Self filming is no joke, it's hard. Especially if you want to put together quality films. I myself am sometimes running up to three cameras in the tree/blind at the same time. It can get to be A LOT to keep track of. It's easy to lose sight of the primary goal, and that's the whole deer hunting part. This is where my question comes into play. When you self film, there will inevitably be moments where you've got a decision to make. A buck comes in behind you quickly, and you don't have time to get the camera on him. Do you sacrifice the camera, and take the shot anyway, or do you first get the camera on him, and potentially lose a shot opportunity? That answer to that is up to you.
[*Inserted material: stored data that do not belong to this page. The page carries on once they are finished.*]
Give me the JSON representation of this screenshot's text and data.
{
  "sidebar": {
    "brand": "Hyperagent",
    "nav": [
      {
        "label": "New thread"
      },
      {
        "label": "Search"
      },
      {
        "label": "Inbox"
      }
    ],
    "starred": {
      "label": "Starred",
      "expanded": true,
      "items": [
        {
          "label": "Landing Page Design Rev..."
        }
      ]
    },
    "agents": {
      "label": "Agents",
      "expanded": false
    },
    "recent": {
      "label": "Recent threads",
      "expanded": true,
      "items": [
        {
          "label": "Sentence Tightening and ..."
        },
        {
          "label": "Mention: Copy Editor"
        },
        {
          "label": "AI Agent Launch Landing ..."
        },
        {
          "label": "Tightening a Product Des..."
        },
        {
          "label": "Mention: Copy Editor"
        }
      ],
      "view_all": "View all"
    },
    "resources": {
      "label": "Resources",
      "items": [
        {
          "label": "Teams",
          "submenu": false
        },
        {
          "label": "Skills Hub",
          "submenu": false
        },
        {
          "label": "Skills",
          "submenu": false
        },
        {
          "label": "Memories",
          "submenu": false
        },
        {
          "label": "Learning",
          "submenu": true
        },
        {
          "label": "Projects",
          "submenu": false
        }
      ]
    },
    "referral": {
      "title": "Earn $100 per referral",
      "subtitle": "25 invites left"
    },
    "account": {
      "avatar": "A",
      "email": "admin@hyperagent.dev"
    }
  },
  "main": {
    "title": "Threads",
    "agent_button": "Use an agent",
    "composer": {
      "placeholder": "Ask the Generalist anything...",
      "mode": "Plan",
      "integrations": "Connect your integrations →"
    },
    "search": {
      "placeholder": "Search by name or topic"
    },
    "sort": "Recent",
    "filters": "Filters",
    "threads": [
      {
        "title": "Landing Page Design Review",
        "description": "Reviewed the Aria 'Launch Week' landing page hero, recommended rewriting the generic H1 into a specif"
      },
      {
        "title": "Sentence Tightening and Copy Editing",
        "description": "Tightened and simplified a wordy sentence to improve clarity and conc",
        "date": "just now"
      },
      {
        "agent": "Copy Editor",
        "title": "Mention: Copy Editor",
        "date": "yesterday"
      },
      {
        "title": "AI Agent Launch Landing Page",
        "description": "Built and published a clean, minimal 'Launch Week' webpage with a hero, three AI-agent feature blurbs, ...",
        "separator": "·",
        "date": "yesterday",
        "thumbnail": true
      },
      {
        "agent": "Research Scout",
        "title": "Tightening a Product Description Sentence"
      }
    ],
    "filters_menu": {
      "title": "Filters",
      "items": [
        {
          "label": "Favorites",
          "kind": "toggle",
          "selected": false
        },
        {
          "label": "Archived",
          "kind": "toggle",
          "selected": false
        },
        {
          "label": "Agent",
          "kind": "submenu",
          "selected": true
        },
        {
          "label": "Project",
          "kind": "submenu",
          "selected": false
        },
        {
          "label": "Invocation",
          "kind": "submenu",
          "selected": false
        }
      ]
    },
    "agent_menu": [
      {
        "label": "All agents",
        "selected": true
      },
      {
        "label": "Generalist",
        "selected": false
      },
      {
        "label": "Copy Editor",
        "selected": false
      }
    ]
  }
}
I've released three arrows at deer this year. Sad to say that two haven't worked in my favor. Ironically, the two that I didn't manage to kill, I still didn't even get the camera on them for the actual shot. I was able to film the deer take off after the shot, but they were just out of frame during the shot itself. I was able to get a good clean kill on film perfectly, and when it works out that way, that's awesome. But, what I've quickly realized, is that it won't always work out that way. If you've had a chance to see my second webisode of the year, you'll notice this was an instance I didn't get the shot on video. What I'm trying to do though, is tell a story. The shot is just one part of that story. I can still accomplish my goals I have through video productions without getting the moment of truth on film, and when I do, it's icing on the cake.
Before you can answer the ultimate question of camera or deer, you need to have a goal in mind of what you are trying to accomplish when you bring that camera in the tree with you. For me, it's the whole story. I don't just film the deer I see, it's everything else that goes into deer hunting. Why are you bringing a camera into the woods with you? If you are able to answer that, then you will be able to answer the question, camera or deer?
There is another whole level we could get into with camera gear and filming that I will dive deeper into another time. But for now, and the rest of this season, the more clearly you are able to answer the question of camera or deer, the more successful you will be in accomplishing what you're looking for.